Robert Q. Berry III, the Samuel Braley Gray Professor of Mathematics Education and the associate dean for diversity, equity, and inclusion at the University of Virginia’s School of Education and Human Development, has been named to the National Academy of Education.
Founded in 1965, the academy elects members annually based on scholarship related to education. The academy selected Berry this year alongside 16 other leading researchers and educators.
“This is a fitting honor for Robert Berry, whose contributions to mathematics education and education equity are world-class,” UVA President Jim Ryan said. “But more importantly, his work has improved the lives of countless learners, in part because of his conviction that there is joy to be found in learning and that natural curiosity should be nurtured.
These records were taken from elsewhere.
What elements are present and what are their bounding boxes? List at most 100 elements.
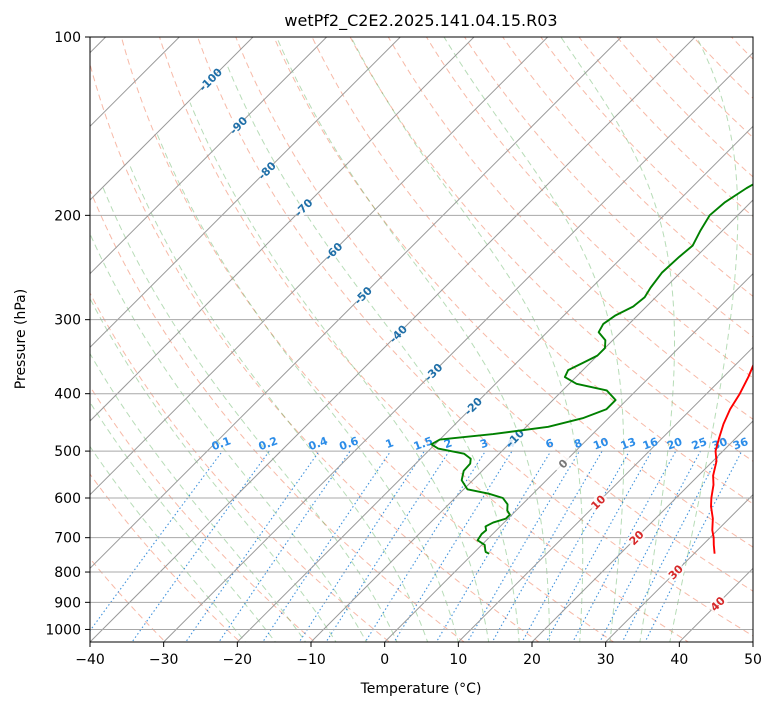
- mixing-ratio-label: 36: [731, 435, 750, 453]
- dry-adiabat-line: [387, 37, 753, 420]
- isotherm-label-bg: [706, 593, 729, 615]
- moist-adiabat-line: [350, 37, 584, 642]
- mixing-ratio-label: 20: [665, 435, 684, 453]
- isotherm-label-bg: [587, 491, 609, 513]
- mixing-ratio-line: [491, 450, 603, 642]
- moist-adiabat-line: [90, 232, 368, 642]
- isotherm-line: [90, 37, 549, 496]
- x-axis-ticks: −40 −30 −20 −10 0 10 20 30 40 50: [75, 642, 762, 668]
- isotherm-label-bg: [462, 395, 484, 417]
- y-tick-label: 400: [54, 387, 81, 403]
- isotherm-label-bg: [227, 114, 249, 137]
- mixing-ratio-line: [644, 450, 743, 642]
- isotherm-line: [90, 37, 475, 422]
- moist-adiabat-line: [443, 37, 625, 642]
- x-tick-label: 0: [380, 652, 389, 668]
- isotherm-label-bg: [199, 68, 222, 91]
- dry-adiabat-line: [158, 37, 690, 642]
- x-tick-label: −20: [223, 652, 253, 668]
- y-tick-label: 600: [54, 491, 81, 507]
- y-tick-label: 700: [54, 531, 81, 547]
- y-tick-label: 1000: [45, 622, 81, 638]
- isotherm-label-bg: [352, 284, 374, 307]
- isotherm-line: [90, 37, 402, 349]
- y-axis-ticks: 100 200 300 400 500 600 700 800 900 1000: [45, 30, 90, 638]
- mixing-ratio-line: [298, 450, 425, 642]
- x-tick-label: 40: [670, 652, 688, 668]
- moist-adiabat-line: [276, 37, 550, 642]
- dry-adiabat-line: [197, 37, 753, 637]
- moist-adiabat-line: [128, 164, 429, 642]
- moist-adiabat-line: [102, 187, 398, 642]
- y-tick-label: 900: [54, 595, 81, 611]
- y-tick-label: 800: [54, 565, 81, 581]
- mixing-ratio-line: [545, 450, 653, 642]
- mixing-ratio-line: [218, 450, 351, 642]
- dry-adiabat-line: [349, 37, 753, 462]
- moist-adiabat-line: [560, 37, 676, 642]
- mixing-ratio-label: 0.4: [307, 434, 330, 453]
- mixing-ratio-line: [466, 450, 580, 642]
- isotherm-label-bg: [625, 527, 647, 549]
- isotherm-label-bg: [422, 361, 445, 383]
- mixing-ratio-label: 2: [442, 436, 454, 451]
- mixing-ratio-line: [262, 450, 392, 642]
- dry-adiabat-line: [90, 385, 316, 642]
- x-tick-label: 20: [523, 652, 541, 668]
- moist-adiabat-line: [90, 352, 307, 642]
- mixing-ratio-label: 10: [591, 435, 610, 453]
- y-axis-title: Pressure (hPa): [13, 289, 29, 389]
- isotherm-label-bg: [504, 427, 526, 449]
- x-tick-label: 50: [744, 652, 762, 668]
- mixing-ratio-label: 13: [619, 435, 638, 452]
- moist-adiabat-line: [90, 401, 276, 642]
- dewpoint-line: [430, 183, 753, 555]
- dry-adiabat-line: [616, 37, 753, 178]
- mixing-ratio-line: [185, 450, 320, 642]
- isotherm-label-bg: [256, 159, 278, 182]
- isotherm-line: [457, 346, 753, 642]
- moist-adiabat-line: [189, 102, 490, 642]
- x-tick-label: −10: [296, 652, 326, 668]
- moist-adiabat-line: [90, 445, 246, 642]
- dry-adiabat-line: [654, 37, 753, 139]
- dry-adiabat-line: [120, 37, 615, 642]
- isotherm-label-bg: [664, 561, 687, 583]
- isotherm-line: [236, 125, 753, 642]
- mixing-ratio-label: 6: [544, 436, 556, 451]
- isotherm-label-bg: [292, 196, 315, 219]
- mixing-ratio-label: 25: [690, 435, 709, 452]
- y-tick-label: 300: [54, 313, 81, 329]
- mixing-ratio-line: [435, 450, 552, 642]
- isotherm-line: [531, 420, 753, 642]
- y-tick-label: 100: [54, 30, 81, 46]
- mixing-ratio-line: [131, 450, 270, 642]
- isotherm-line: [310, 199, 753, 642]
- dry-adiabat-line: [540, 37, 753, 257]
- y-tick-label: 200: [54, 208, 81, 224]
- dry-adiabat-line: [235, 37, 753, 592]
- isotherm-line: [90, 37, 623, 570]
- mixing-ratio-label: 0.6: [338, 434, 361, 453]
- isotherm-line: [162, 51, 753, 642]
- mixing-ratio-label: 0.1: [210, 434, 233, 453]
- series-group: [430, 183, 753, 555]
- dry-adiabat-line: [90, 188, 465, 642]
- isotherm-line: [383, 272, 753, 642]
- y-tick-label: 500: [54, 444, 81, 460]
- x-axis-title: Temperature (°C): [360, 681, 482, 697]
- plot-frame: [89, 36, 754, 643]
- mixing-ratio-label: 0.2: [257, 434, 280, 453]
- temperature-line: [710, 363, 753, 554]
- mixing-ratio-label: 16: [641, 435, 660, 453]
- chart-title: wetPf2_C2E2.2025.141.04.15.R03: [284, 11, 557, 31]
- x-tick-label: 30: [597, 652, 615, 668]
- dry-adiabat-line: [425, 37, 753, 379]
- dry-adiabat-line: [311, 37, 753, 505]
- mixing-ratio-label: 1: [384, 436, 396, 451]
- x-tick-label: −30: [149, 652, 179, 668]
- mixing-ratio-label: 30: [710, 435, 729, 453]
- moist-adiabat-line: [669, 37, 739, 642]
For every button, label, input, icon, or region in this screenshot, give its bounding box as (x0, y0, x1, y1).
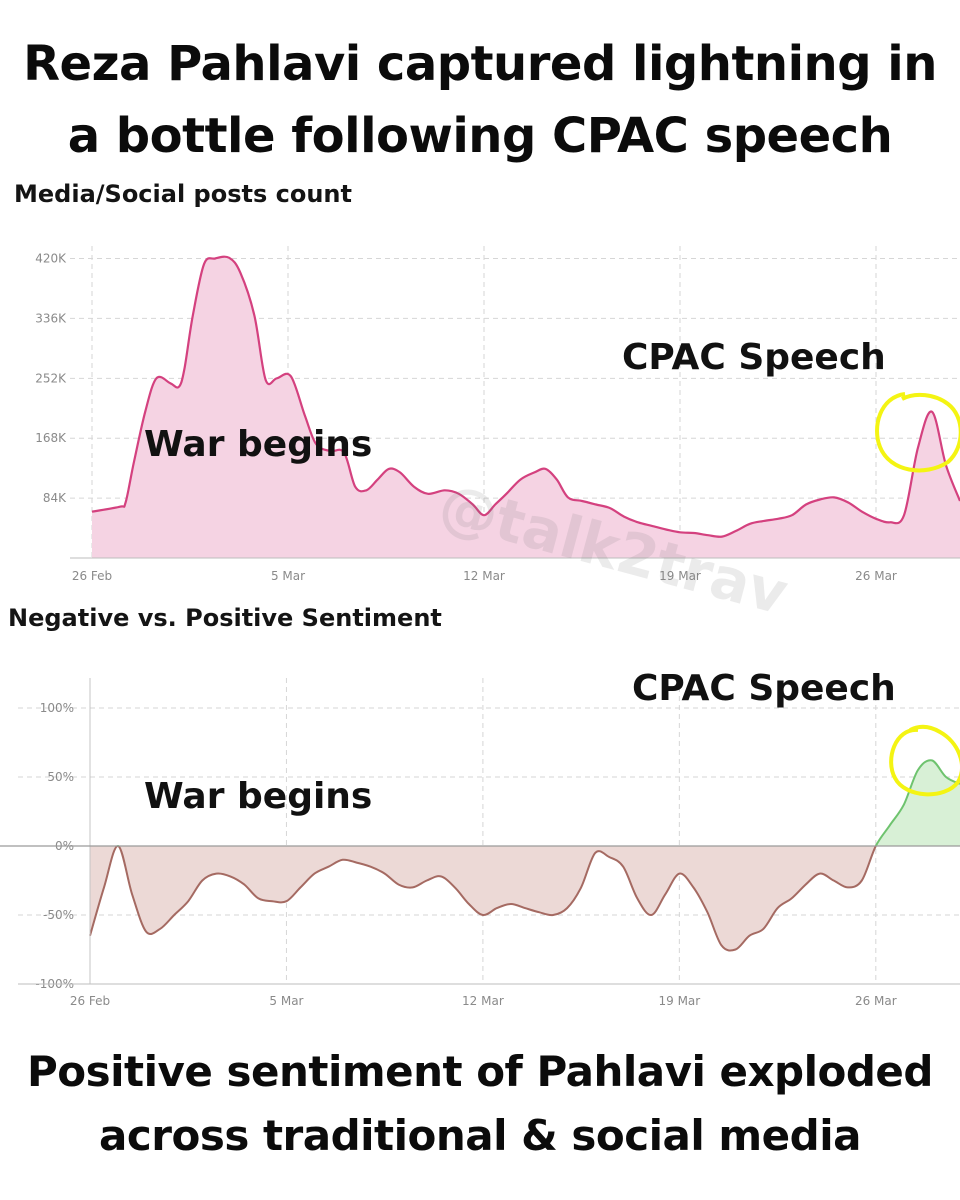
y-tick-label: 420K (35, 252, 67, 266)
y-tick-label: -50% (43, 908, 74, 922)
x-tick-label: 26 Feb (70, 994, 110, 1008)
y-tick-label: 168K (35, 431, 67, 445)
negative-sentiment-area (90, 846, 960, 951)
x-tick-label: 26 Feb (72, 569, 112, 583)
x-tick-label: 5 Mar (269, 994, 303, 1008)
negative-sentiment-line (89, 846, 877, 952)
x-tick-label: 19 Mar (658, 994, 700, 1008)
x-tick-label: 26 Mar (855, 994, 897, 1008)
chart-title-sentiment: Negative vs. Positive Sentiment (8, 604, 442, 632)
annotation-war-begins: War begins (144, 424, 372, 465)
headline-title: Reza Pahlavi captured lightning in a bot… (23, 36, 937, 164)
sentiment-chart: 100%50%0%-50%-100%26 Feb 5 Mar 12 Mar 19 Ma… (0, 668, 960, 1008)
x-tick-label: 5 Mar (271, 569, 305, 583)
y-tick-label: 50% (47, 770, 74, 784)
chart-title-volume: Media/Social posts count (14, 180, 352, 208)
x-tick-label: 19 Mar (659, 569, 701, 583)
annotation-cpac-speech: CPAC Speech (632, 668, 896, 709)
annotation-cpac-speech: CPAC Speech (622, 337, 886, 378)
y-tick-label: 252K (35, 371, 67, 385)
y-tick-label: 84K (43, 491, 67, 505)
y-tick-label: 336K (35, 311, 67, 325)
x-tick-label: 12 Mar (463, 569, 505, 583)
posts-area (92, 256, 960, 558)
volume-chart: 84K 168K 252K 336K 420K 26 Feb 5 Mar 12 Mar 19 M… (35, 246, 960, 583)
y-tick-label: 100% (40, 701, 74, 715)
posts-line (91, 255, 960, 538)
x-tick-label: 12 Mar (462, 994, 504, 1008)
cpac-highlight-circle (875, 392, 960, 473)
cpac-highlight-circle (889, 724, 960, 797)
annotation-war-begins: War begins (144, 776, 372, 817)
x-tick-label: 26 Mar (855, 569, 897, 583)
footer-caption: Positive sentiment of Pahlavi exploded a… (27, 1047, 933, 1160)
I’ve long been an admirer of Robert’s work, and I’m delighted that he has been recognized by the National Academy.”
A member of the UVA faculty since 2005, Berry teaches mathematics methods and graduate-level courses in the School of Education and Human Development. His scholarship and research are focused on equity issues in mathematics education. Among other topics, Berry is a leading expert on connecting mathematics education to social justice issues and helping students find joy in mathematics.
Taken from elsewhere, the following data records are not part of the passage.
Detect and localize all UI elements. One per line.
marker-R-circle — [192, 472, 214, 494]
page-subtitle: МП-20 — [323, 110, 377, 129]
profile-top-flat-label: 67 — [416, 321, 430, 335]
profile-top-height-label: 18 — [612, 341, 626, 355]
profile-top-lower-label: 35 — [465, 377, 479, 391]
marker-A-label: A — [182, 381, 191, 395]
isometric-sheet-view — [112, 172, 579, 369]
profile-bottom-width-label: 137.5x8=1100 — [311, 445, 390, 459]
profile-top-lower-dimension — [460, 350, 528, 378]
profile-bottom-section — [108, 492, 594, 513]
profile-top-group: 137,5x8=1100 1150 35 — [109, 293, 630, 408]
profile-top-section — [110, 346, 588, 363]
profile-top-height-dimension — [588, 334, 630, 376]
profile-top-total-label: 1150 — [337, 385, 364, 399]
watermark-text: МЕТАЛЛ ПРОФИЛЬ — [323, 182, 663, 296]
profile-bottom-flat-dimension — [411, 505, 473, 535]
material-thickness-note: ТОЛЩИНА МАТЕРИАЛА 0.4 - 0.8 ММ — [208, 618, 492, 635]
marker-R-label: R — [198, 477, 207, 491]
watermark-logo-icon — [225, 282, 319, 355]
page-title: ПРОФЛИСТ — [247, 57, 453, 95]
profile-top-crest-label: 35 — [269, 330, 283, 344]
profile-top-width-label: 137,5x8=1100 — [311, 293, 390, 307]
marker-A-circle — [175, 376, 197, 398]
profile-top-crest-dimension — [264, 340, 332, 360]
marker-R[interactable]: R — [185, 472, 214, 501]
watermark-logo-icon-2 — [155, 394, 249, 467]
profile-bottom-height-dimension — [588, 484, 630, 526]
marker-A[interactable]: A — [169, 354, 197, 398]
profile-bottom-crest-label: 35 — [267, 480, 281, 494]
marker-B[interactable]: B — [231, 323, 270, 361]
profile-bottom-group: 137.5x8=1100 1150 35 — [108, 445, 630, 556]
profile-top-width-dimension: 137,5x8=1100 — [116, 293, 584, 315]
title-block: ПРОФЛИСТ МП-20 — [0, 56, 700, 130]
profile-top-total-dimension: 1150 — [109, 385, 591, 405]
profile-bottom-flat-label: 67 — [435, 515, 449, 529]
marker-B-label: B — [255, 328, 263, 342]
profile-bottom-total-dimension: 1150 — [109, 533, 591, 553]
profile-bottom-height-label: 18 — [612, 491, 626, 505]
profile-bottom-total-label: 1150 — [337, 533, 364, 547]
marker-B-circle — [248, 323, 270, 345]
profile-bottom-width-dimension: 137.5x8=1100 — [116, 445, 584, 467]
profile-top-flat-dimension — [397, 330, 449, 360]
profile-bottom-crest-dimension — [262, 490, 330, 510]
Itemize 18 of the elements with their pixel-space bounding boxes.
In 2020, he was appointed the school’s associate dean for diversity, equity and inclusion.
“Robert’s membership in the National Academy of Education is truly a sign of his extraordinary stature and influence in the field of mathematics education and more broadly as a scholar-leader,” Bob Pianta, dean of the School of Education and Human Development, said. “Nationally, Robert is exceptionally well respected as a leader, scholar and thinker, and I know I speak for all of us at the School of Education and Human Development, and the University, in expressing our sense of good fortune in having him part of our community.”
“I am honored to be elected to the National Academy of Education,” Berry said. “The Academy is a distinguished group of scholars, and the 2022 cohort I am part of is an incredible group. I marvel that I am included among them.”
Berry credited his colleagues and experiences at UVA for shaping his development as a teacher and researcher. “Several colleagues within the School of Education and Human Development have been influential early in my academic career,” he said. “I honestly believe that the things I learned from my colleagues propelled me as a scholar.”
Berry has served in a variety of leadership positions, including as past president of the National Council of Teachers of Mathematics, the world’s largest mathematics education organization. He has published more than 100 articles, book chapters and proceedings, and is a two-time recipient of the National Council of Teachers of Mathematics’ Linking Research and Practice Publication Award. He was recognized as the 2011 Mathematics Educator of the Year by the Virginia Council of Teachers of Mathematics and received UVA’s All-University Teaching Award in 2011.